The ingredients and formulas for various dispersants on the market typically are not available, and it is not fully known which chemical ingredients among the 57 are found in which dispersant.
However, the research shows that some of the ingredients in oil dispersants are hazardous to our health and the health of the organisms living in the Gulf of Mexico.
Of the 57 chemicals researched:
- 5 chemicals are associated with cancer
- 33 chemicals are associated with skin irritation, from rashes to burns
- 33 chemicals are linked to eye irritation
- 11 chemicals are suspected or potential respiratory toxins or irritants
- 10 chemicals are suspected kidney toxins
- 8 chemicals are suspected or known to be toxic to aquatic organisms
- 5 chemicals are suspected to have a moderate acute toxicity to fish
While revealing some of the potential hazards of dispersants, the extent of our current lack of knowledge about dispersants and their impacts is made evident.
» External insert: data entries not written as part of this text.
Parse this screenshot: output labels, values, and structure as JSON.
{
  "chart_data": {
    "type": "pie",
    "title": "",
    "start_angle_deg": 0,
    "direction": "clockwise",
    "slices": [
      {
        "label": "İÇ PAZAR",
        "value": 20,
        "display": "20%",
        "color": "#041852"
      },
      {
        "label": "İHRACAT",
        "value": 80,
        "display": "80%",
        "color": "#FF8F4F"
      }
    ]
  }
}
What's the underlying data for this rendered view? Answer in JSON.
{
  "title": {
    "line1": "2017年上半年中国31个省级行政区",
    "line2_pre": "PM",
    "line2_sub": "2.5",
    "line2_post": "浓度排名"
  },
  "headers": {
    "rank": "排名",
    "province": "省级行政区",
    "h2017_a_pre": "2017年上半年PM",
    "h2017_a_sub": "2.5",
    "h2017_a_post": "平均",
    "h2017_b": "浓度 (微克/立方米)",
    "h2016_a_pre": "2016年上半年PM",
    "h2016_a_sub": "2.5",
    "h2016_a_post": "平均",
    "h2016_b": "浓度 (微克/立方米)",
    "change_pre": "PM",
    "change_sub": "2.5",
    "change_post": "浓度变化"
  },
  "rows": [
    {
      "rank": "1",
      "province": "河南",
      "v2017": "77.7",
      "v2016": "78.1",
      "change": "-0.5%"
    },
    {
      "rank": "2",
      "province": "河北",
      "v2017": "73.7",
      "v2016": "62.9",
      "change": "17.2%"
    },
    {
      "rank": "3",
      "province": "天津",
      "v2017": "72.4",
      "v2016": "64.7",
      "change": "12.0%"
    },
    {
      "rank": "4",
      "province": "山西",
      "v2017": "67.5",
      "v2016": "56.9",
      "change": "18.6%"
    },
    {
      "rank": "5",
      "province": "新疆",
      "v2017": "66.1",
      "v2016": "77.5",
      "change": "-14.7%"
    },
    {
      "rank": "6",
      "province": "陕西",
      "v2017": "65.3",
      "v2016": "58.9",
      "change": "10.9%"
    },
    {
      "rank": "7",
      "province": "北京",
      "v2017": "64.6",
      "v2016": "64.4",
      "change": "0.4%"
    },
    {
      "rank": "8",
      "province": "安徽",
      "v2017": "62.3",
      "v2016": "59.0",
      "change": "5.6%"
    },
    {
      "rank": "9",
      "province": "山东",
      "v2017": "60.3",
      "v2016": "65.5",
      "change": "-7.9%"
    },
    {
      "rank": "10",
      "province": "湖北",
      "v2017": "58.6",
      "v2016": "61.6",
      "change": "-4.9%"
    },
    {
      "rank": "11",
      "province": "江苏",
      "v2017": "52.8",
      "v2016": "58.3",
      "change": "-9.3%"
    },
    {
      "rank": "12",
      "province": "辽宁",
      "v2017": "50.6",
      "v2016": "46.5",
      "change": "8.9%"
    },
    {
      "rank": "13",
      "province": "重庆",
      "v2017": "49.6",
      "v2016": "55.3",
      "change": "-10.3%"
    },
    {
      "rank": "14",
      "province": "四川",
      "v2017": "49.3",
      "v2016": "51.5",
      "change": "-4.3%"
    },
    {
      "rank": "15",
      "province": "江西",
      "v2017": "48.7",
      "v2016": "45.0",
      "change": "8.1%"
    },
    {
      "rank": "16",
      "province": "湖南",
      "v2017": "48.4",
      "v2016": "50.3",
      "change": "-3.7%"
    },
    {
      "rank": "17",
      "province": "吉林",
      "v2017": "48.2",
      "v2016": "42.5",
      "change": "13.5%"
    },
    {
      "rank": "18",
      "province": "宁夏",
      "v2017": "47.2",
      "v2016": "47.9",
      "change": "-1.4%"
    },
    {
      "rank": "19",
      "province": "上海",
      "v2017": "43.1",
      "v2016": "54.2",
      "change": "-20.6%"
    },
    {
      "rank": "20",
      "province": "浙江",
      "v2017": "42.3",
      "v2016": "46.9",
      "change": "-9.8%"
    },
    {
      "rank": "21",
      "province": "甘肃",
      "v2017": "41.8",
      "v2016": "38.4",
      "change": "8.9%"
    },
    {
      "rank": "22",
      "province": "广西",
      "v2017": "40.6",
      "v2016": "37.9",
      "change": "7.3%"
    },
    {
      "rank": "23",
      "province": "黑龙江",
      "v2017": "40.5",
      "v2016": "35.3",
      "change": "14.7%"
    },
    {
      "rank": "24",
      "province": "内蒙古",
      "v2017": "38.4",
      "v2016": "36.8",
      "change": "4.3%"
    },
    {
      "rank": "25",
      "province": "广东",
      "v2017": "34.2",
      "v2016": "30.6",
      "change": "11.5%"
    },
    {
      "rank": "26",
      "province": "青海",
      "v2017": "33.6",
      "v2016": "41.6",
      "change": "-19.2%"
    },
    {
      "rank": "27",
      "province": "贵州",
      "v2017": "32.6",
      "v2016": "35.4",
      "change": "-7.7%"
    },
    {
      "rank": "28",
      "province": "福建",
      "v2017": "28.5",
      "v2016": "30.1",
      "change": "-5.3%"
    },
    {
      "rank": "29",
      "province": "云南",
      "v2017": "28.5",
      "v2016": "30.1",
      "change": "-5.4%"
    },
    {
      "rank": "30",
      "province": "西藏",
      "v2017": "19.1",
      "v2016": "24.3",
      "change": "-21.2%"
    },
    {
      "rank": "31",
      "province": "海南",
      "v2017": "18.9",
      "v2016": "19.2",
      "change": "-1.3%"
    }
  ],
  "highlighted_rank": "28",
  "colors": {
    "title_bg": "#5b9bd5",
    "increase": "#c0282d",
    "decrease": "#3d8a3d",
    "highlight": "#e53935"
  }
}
From the executive summary:
These findings call for more research, greater disclosure of the information that is known, comprehensive toxicity testing, the establishment of safety criteria for dispersants, and careful selection of the least toxic dispersants for application in oil spill response.
Download Complete Report: The Chaos Of Clean-Up (PDF)
I shared the information below in the post, Oil Companies are Ruinging Our Environment (9/2/11), but I think it is worth repeating:
According to Dr. Michael Robichaux, a physician in Raceland, Louisiana, Gulf residents continue to suffer health effects related to the disaster clean-up:
. . . the main problems at this time are a loss of memory, seizure type problems, severe abdominal pain, fatigue, irritability and other neurological and endocrine manifestations (AlterNet, 8/29/2011).
I would feel negligent if I did not warn you to stay off the beaches and out of the water in the Gulf. People have been reporting rashes and other symptoms that may be caused by the oil, gases or dispersants unleashed in the Gulf in 2010.
Just when you thought it was safe to go back in the water . . . don't.